Cameron's party says likely to fail to cut immigration

Britain's Prime Minister David Cameron walks to Parliament after leaving Number 10 Downing Street in London September 1, 2014.

LONDON - British Prime Minister David Cameron's Conservatives said on Sunday they were unlikely to keep a promise to reduce net migration to "tens of thousands", possibly damaging their reelection chances next year.

Immigration has shot to the top of voter concerns before a 2015 national election after the UK Independence Party (UKIP), which wants to limit inflows and leave the EU, won European elections in Britain in May and later secured two seats in the British parliament.

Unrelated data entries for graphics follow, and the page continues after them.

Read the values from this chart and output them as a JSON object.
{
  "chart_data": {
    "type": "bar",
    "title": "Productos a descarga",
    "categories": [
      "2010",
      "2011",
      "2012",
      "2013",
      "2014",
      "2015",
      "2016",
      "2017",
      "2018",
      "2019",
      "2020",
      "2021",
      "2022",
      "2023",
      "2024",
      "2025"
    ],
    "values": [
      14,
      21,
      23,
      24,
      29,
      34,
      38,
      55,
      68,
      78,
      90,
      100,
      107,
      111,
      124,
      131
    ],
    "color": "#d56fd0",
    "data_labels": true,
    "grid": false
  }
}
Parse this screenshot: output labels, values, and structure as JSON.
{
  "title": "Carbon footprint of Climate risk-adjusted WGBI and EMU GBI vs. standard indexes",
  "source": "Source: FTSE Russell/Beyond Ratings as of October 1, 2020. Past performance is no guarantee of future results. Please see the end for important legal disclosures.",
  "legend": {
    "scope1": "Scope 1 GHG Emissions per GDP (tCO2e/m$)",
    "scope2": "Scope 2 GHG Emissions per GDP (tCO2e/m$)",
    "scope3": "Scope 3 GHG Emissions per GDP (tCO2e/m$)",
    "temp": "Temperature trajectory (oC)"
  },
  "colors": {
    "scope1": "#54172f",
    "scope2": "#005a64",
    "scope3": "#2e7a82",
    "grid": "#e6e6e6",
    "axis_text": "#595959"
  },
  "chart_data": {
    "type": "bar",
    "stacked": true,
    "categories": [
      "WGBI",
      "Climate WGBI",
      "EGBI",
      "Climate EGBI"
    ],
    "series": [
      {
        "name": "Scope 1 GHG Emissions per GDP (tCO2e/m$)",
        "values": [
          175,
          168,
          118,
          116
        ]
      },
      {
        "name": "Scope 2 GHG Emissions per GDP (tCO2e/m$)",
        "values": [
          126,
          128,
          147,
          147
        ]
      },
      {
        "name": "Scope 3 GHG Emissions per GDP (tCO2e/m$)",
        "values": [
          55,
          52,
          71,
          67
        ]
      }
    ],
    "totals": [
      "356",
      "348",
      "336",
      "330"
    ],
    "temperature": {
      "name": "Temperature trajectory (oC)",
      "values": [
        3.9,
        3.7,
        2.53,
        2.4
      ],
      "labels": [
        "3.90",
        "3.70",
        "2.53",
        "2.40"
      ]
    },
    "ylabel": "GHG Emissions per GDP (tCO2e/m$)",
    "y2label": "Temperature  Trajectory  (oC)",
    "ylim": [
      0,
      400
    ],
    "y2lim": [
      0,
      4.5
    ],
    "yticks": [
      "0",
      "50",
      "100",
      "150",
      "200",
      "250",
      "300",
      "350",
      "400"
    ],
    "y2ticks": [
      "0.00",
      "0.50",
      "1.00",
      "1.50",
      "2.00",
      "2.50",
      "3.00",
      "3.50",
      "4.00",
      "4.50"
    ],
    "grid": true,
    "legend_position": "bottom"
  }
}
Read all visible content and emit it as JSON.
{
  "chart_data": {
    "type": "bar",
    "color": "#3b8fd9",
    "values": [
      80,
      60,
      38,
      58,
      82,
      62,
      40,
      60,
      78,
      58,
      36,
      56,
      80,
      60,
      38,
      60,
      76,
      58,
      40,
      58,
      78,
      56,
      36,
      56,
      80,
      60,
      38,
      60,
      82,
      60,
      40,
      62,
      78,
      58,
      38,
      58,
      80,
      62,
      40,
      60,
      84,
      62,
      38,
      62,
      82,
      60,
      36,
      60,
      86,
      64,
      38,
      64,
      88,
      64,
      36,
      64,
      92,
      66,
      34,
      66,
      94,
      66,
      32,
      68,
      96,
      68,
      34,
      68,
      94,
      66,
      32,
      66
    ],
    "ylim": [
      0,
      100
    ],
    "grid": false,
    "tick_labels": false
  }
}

Cameron's party has promised to cut net migration to the tens of thousands by next year's election in May. Instead, it rose to 243,000 in the year to March 2014 and new data due this week is expected to show the numbers getting higher, not lower.

"It is of course unlikely that we're going to reach the tens of thousands by the end of the parliament," Home Secretary (interior minister) Theresa May said on Sunday.

"Why is that? It's because we've seen increasing numbers of people coming from across Europe, partly because our economy is doing better," she told BBC TV's Andrew Marr Show.

Though an apparent statement of the obvious, the comments by May, tipped as a possible contender to replace Cameron, are significant because her party has until now been unwilling to concede defeat on such a major election issue.

Fearing UKIP will split the right-wing vote next year and make it harder for him to get re-elected, Cameron, who heads a coalition with the centrist Liberal Democrats, has hardened his rhetoric on immigration and taken modest measures to curb it.

The issue is linked to Britain's EU future. Cameron has promised to renegotiate the country's EU ties if re-elected, before holding a referendum on membership in 2017.

He has said he would use such a renegotiation to try to win concessions to limit EU migrant numbers, something that is anathema to some EU leaders who say the bloc's rules on freedom of movement of workers are sacrosanct.

Cameron is expected to deliver a speech on the issue this week in which he is likely to set out his ideas for making Britain a less attractive country for EU migrants.

Local media suggest he may pledge to ban EU migrants from claiming welfare benefits for low-wage earners, for example tax credits or subsidised housing, until they have worked in Britain for a certain period of time.